We have broken down the management quality into five sub-heads — management integrity, management capability, wealth distribution to minority shareholders, information to shareholders and liquidity.

Each of the sub-heads is broken down into further parameters with weights assigned to each of them to arrive at an overall holistic view on the management quality.

The score we get from each of the companies helps us create a matrix to define the relative management strength of each of the companies which, in turn, is also used to plot our risk-reward matrix and then reverse calculate from the target price.

Basically, E-QUAL Risk helps us determine the purchase price (margin of safety) for various companies we like.

Can you share some details about the contours of your portfolio management scheme, the charges, minimum subscription, returns, etc?

Being a SEBI-registered portfolio manager at Emkay PMS, the minimum subscription amount is as per the guidance of the SEBI norm of ₹25 lakh. In terms of management fee, we have various options ranging from fixed fee alone, a combination of lower fixed fee and performance fee, to performance fee alone (no fixed fee). In the last five years, we have delivered nearly 20 per cent CAGR returns for most of our investors.

With fund managers chasing few high-growth stocks, do you think it’s a good idea to chase stocks that have become too rich in valuations as a result?

We are extremely disciplined about our purchase price; we like to own stocks for a longer period of time and, from that perspective, it is even more critical that we avoid buying stocks at high valuations, as minor de-rating of PE multiples in those stocks can destruct significant amount of capital.

Has the correction in mid- and small-cap stocks created value in some sectors? Which are the sectors that appear attractive?

The BSE mid-cap and small-cap indices are nearly down by 15-20 per cent in H1CY18. The fall in headline indices is far more sober in comparison to many individual stocks. On bottoms-up approach, quite a few stocks are doing well in their businesses.

The next few quarters of volatility in equity markets provide an ideal opportunity for long-term investors to enter the segments at a favourable risk-reward valuation. Some of the stocks that we like belong to sectors like CRAMS (contract research and manufacturing services), travel and tourism, rural auto and private sector NBFCs.

Will the consumption theme continue to deliver in Indian markets? What are the drivers here?

Consumerism is one of the best themes for India investing. In the last few years, consumer stocks have delivered fabulous returns to investors. The consumer-facing businesses will continue to do well as India’s demographic profile and growing economy support a huge demand growth.

The only care that needs to be taken is the price being paid to buy the consumer stocks; the fact that these stocks have delivered high returns in the last five to seven years have made them now trading at high PE multiples.

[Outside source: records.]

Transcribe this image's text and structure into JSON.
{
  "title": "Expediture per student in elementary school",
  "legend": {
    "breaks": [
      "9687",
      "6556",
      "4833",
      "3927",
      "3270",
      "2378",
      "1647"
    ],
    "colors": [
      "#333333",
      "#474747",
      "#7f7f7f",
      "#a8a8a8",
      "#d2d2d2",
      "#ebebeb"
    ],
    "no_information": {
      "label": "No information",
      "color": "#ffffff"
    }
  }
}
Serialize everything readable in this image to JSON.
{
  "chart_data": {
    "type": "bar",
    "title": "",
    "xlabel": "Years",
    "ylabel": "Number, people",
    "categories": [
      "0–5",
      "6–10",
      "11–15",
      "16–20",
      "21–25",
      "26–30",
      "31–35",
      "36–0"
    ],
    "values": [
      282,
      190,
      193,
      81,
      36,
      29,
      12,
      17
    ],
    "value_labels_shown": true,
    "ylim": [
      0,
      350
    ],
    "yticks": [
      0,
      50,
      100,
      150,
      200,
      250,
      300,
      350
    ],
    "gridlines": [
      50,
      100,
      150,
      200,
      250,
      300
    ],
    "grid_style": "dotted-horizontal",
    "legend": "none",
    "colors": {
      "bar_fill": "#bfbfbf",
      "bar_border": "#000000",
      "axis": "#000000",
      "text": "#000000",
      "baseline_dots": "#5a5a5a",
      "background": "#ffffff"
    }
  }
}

Therefore, selecting stocks with very high moats and waiting to buy them at reasonable valuations will be essential to generate double-digit returns over the next five to 10 years.

What is the return that an investor can expect from Indian stocks over the long term — say, five to 10 years?

Compounding is the eighth wonder of the world, said Einstein. To make that magic work, one should remain invested for 10 years and one can realistically expect 12-15 per cent CAGR returns (3x-4x in 10 years) just by investing in indices.